I don’t do the whole getting fit thing. My physique tells people I’m fit…….tall, thin and kind of athletic looking but that’s where it ends. I do very little. Well, I walk a couple of miles a day, but that’s it. That’s where my fitness regime ends. It’s not really through lack of want either. I would quite happily go to the gym if I didn’t have to pay money I just don’t have.
Anyway, we were out walking with the kids about a year ago and a family cycled past us. That was it….simple as that. It was in my head and we had to do it. Long story short, I got a bike for my birthday. She’s white with a mermaid type shimmer on her……..But I was absolutely terrified to go out on her. I hadn’t been cycling since I was about 9, so we’re talking 30 years. It was like learning all over again.

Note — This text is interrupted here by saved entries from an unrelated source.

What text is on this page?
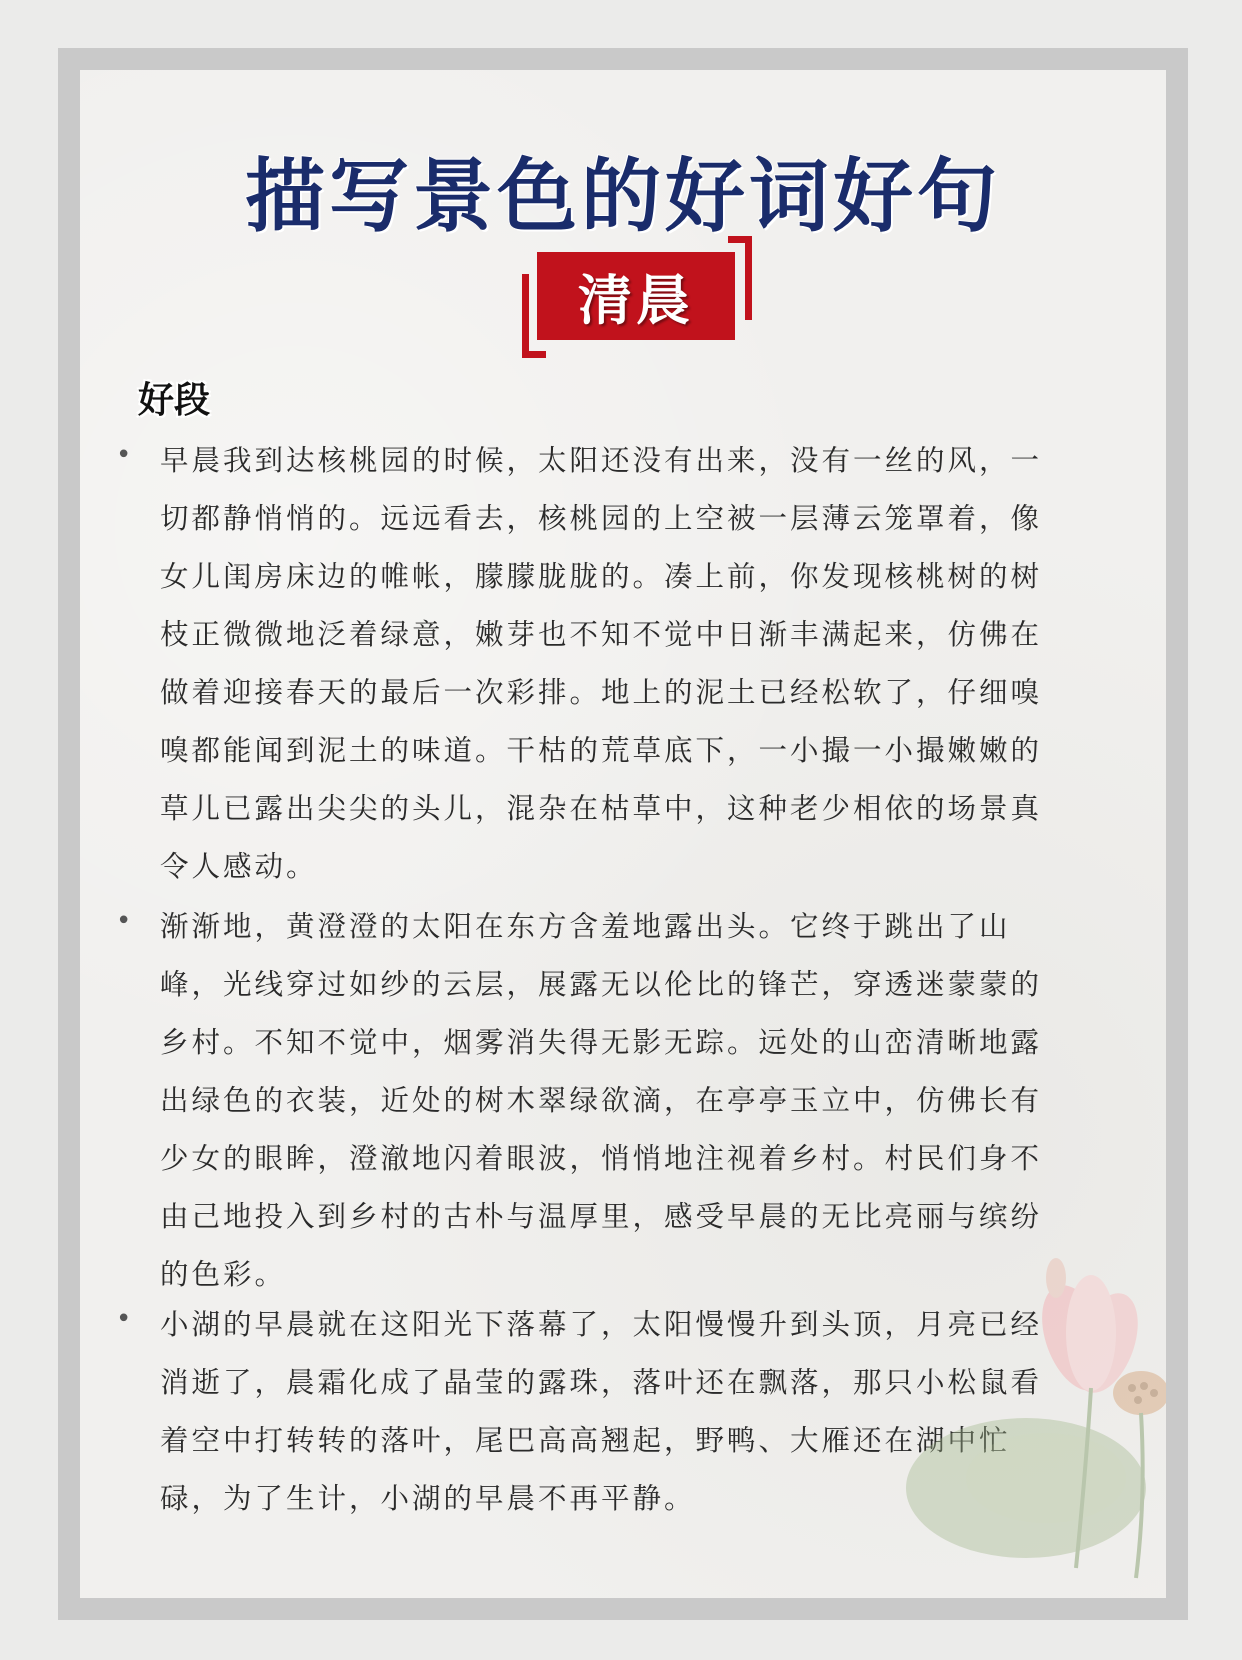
描写景色的好词好句
清晨
好段
• 早晨我到达核桃园的时候，太阳还没有出来，没有一丝的风，一切都静悄悄的。远远看去，核桃园的上空被一层薄云笼罩着，像女儿闺房床边的帷帐，朦朦胧胧的。凑上前，你发现核桃树的树枝正微微地泛着绿意，嫩芽也不知不觉中日渐丰满起来，仿佛在做着迎接春天的最后一次彩排。地上的泥土已经松软了，仔细嗅嗅都能闻到泥土的味道。干枯的荒草底下，一小撮一小撮嫩嫩的草儿已露出尖尖的头儿，混杂在枯草中，这种老少相依的场景真令人感动。

• 渐渐地，黄澄澄的太阳在东方含羞地露出头。它终于跳出了山峰，光线穿过如纱的云层，展露无以伦比的锋芒，穿透迷蒙蒙的乡村。不知不觉中，烟雾消失得无影无踪。远处的山峦清晰地露出绿色的衣装，近处的树木翠绿欲滴，在亭亭玉立中，仿佛长有少女的眼眸，澄澈地闪着眼波，悄悄地注视着乡村。村民们身不由己地投入到乡村的古朴与温厚里，感受早晨的无比亮丽与缤纷的色彩。

• 小湖的早晨就在这阳光下落幕了，太阳慢慢升到头顶，月亮已经消逝了，晨霜化成了晶莹的露珠，落叶还在飘落，那只小松鼠看着空中打转转的落叶，尾巴高高翘起，野鸭、大雁还在湖中忙碌，为了生计，小湖的早晨不再平静。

I put obstacle after obstacle in my way. I don’t have the right clothes…It’s too cold…It looks like rain…honestly, it was ridiculous. Confidence is something I had in abundance when I was younger but it seems to have dwindled away over the years. But once I got over that and actually got out there, I knew this was the best thing I’d done in ages. And the saying is right – ‘it’s like riding a bike’ – you don’t forget.
I did a few small trips out with my most understanding daughter, who talked me through my little wobbles, getting to grips with gears and actually turning the handle bars to go around the corner haha.
As well as going out with the family, there’s a group of us girls that go out. Not too far, not too fast, but out. It can be social or solitary. I can do it with the family, with my friends or completely alone. I don’t drive although I do have a driver (Mr H) haha, but this is a way for me to do something for myself. I can go places without bothering someone else…a little bit of independence rediscovered.
I can’t believe that it’s taken me until now to realise how much I love it. Cycling along the Tyne and feeling the wind rippling my top and racing through my hair (yes I do wear a helmet). Riding through the trees and seeing the leaves falling like huge snowflakes. Feeling the burn in my legs trying to get up that last hill, cheeks flushed, heart pounding. I feel so far removed from the world and my life.
It’s a get out, an escape that I never knew I needed until now.
My confidence is coming back.
My belief in myself is getting stronger as is my body.